Climate Hero: Josh Whiton

Image credit: Courtesy of Josh Whiton

Climate Hero: Josh Whiton

A natural-born problem solver, Josh Whiton has dedicated his life to creating solutions for the most critical issues affecting our planet. From getting commuters out of cars and onto public transit to creating the first urban farm in the southeastern United States, improving lives is at the core of his work. Whiton’s latest venture, MakeSoil, encourages people to participate in community regenerative agriculture through composting.

From a young age, Whiton was enamored with both nature and technology. Growing up in a northeastern rust-belt town without much money, the outdoors provided a thrilling playground as “turning over a rotting log or paving stone,” one could “find countless creatures to marvel at” and observe. There were also broken electronics that couldn’t come back to life but could be tinkered with and studied.

Image credit: Courtesy of Josh Whiton

The urban gardener

After graduating from North Carolina State University in Computer Science, Whiton’s apartment began to impress his friends. Instead of typical house plants, his window sills were full of tomatoes and cucumbers, even in the dead of winter. Wanting to share his food-systems research and experience with others, he began a community garden which became a major hit.

Further longing to take it to the next step, Whiton began traveling the country, visiting other community gardens and urban farms. Unlike a community garden, which is primarily volunteer-based, Whiton felt urban farms were an “important societal experiment” as they began to address the interconnected issues of food security, sustainable living, economics, and livelihoods.

Co-founding the first urban farm in the southeastern United States, Raleigh City Farms helps tens of thousands of people receive nutritious produce and participate in food production each year. Still in operation today, the urban farm educates the community in growing healthy, hyper-local crops.

Image credit: Courtesy of Josh Whiton

Transforming transportation

At the same time, Whiton was also running two tech startups, The Electric Vehicle Experience (EVXP) and TransLoc. EVXP was the world's first electric vehicle rental car company, allowing travelers to experience the “otherwise unattainable Tesla Roadster” and gaining the public’s trust of electric cars.

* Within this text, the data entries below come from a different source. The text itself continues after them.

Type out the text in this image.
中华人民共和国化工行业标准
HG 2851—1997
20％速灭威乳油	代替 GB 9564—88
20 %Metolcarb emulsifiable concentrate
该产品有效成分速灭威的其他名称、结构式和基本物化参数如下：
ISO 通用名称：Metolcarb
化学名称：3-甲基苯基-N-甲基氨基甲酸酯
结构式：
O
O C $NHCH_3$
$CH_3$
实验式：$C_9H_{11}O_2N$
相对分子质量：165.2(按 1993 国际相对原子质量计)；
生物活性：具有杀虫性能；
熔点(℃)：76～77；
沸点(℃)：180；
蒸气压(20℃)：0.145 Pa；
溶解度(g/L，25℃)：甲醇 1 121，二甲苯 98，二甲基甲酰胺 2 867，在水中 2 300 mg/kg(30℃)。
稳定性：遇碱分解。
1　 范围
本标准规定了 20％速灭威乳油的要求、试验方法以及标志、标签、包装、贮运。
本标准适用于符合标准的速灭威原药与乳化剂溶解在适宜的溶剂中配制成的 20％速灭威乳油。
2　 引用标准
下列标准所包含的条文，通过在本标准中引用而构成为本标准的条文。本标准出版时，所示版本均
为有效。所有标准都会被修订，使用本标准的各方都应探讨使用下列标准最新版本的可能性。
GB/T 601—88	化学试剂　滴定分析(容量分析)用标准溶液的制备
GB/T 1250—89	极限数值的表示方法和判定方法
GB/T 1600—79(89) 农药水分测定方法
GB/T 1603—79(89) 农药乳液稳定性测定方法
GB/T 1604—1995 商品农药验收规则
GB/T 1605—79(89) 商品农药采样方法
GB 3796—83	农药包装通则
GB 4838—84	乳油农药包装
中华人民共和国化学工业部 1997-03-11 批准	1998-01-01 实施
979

TransLoc was one of the first real-time GPS and mobile web applications in the automotive space. It reduced the carbon footprint of millions by applying cutting-edge technology to the world's public transport systems. For this work, Whiton was named a Champion of Change by President Obama, and Fast Company named the startup one of the most innovative.

Image credit: Courtesy of @MakeSoil, Instagram

Composting for all

After TransLoc was acquired by the Ford Motor Company, Whiton found himself with some capital and the urge to find his next global contribution. What had initially inspired him to grow his apartment garden called him again. A few family members were sick with chronic diseases, and the source seemed to be an unhealthy food system that wasn’t good for people or the planet.

Not only was the food itself unsound, but also how it was grown. Whiton recalls the first time he walked down a fertilizer aisle at a hardware store and how it smelled like chemicals, not to mention the rows of plastic bottles. That’s when he discovered composting.

In the US, 95% of organic waste ends up in landfills: banana peels, apple cores, coffee grounds, and even dirty napkins. Whiton learned that all this so-called “trash” could “miraculously turn back into dark, black, living soil to feed the garden.”

So, he built a compost bin, went door to door to neighbors, and asked them to put their organic waste in his compost bin instead of the trash. To his amazement, within a few weeks, there were over a dozen neighbors routinely bringing their food scraps.

Whiton decided to scale the project and knew with the right technology in place, it could become a global movement. MakeSoil was born.

Participants or those who want to learn more can go to MakeSoil.org to find soil sites in their neighborhood where they can dispose of organic waste. There are currently around 800 soil sites in 50+ countries, and the movement is growing by the day.

Image credit: Courtesy of Josh Whiton

Healing the planet and people

MakeSoil is a community solution for climate change as it prevents greenhouse gas emissions that would otherwise be released from landfills. It is the very definition of regenerative agriculture, placing food back into the earth to create improved soils and more nutritious food. Furthermore, it brings people together and educates them about how the planet works.

The most common misconception about composting is that people assume the process smells terrible. Whiton assures us that if one is doing it right, it doesn’t. It’s a recipe that’s easy and “fun to master.”

Success for MakeSoil in Whiton’s eyes is “no organic matter going to landfills anywhere, ever again.” That humans become conscious of the value of organic matter as a source of energy, nutrients, and life. Composting should no longer be considered a niche hobby but an essential food practice.

Funding is needed for this to happen, the non-profit aims to raise and deploy nine million dollars over the next three years. Philanthroactivism of this nature can vastly improve our current food system, which needs a major overhaul if humanity is to solve the climate crisis.

For his work in MakeSoil, Whiton was named an Edmund Hillary Fellow and granted a Global Impact Visa by the New Zealand Government. He continues to spread awareness about what people perceive as trash and help them instead realize how it could be the treasure that saves our planet.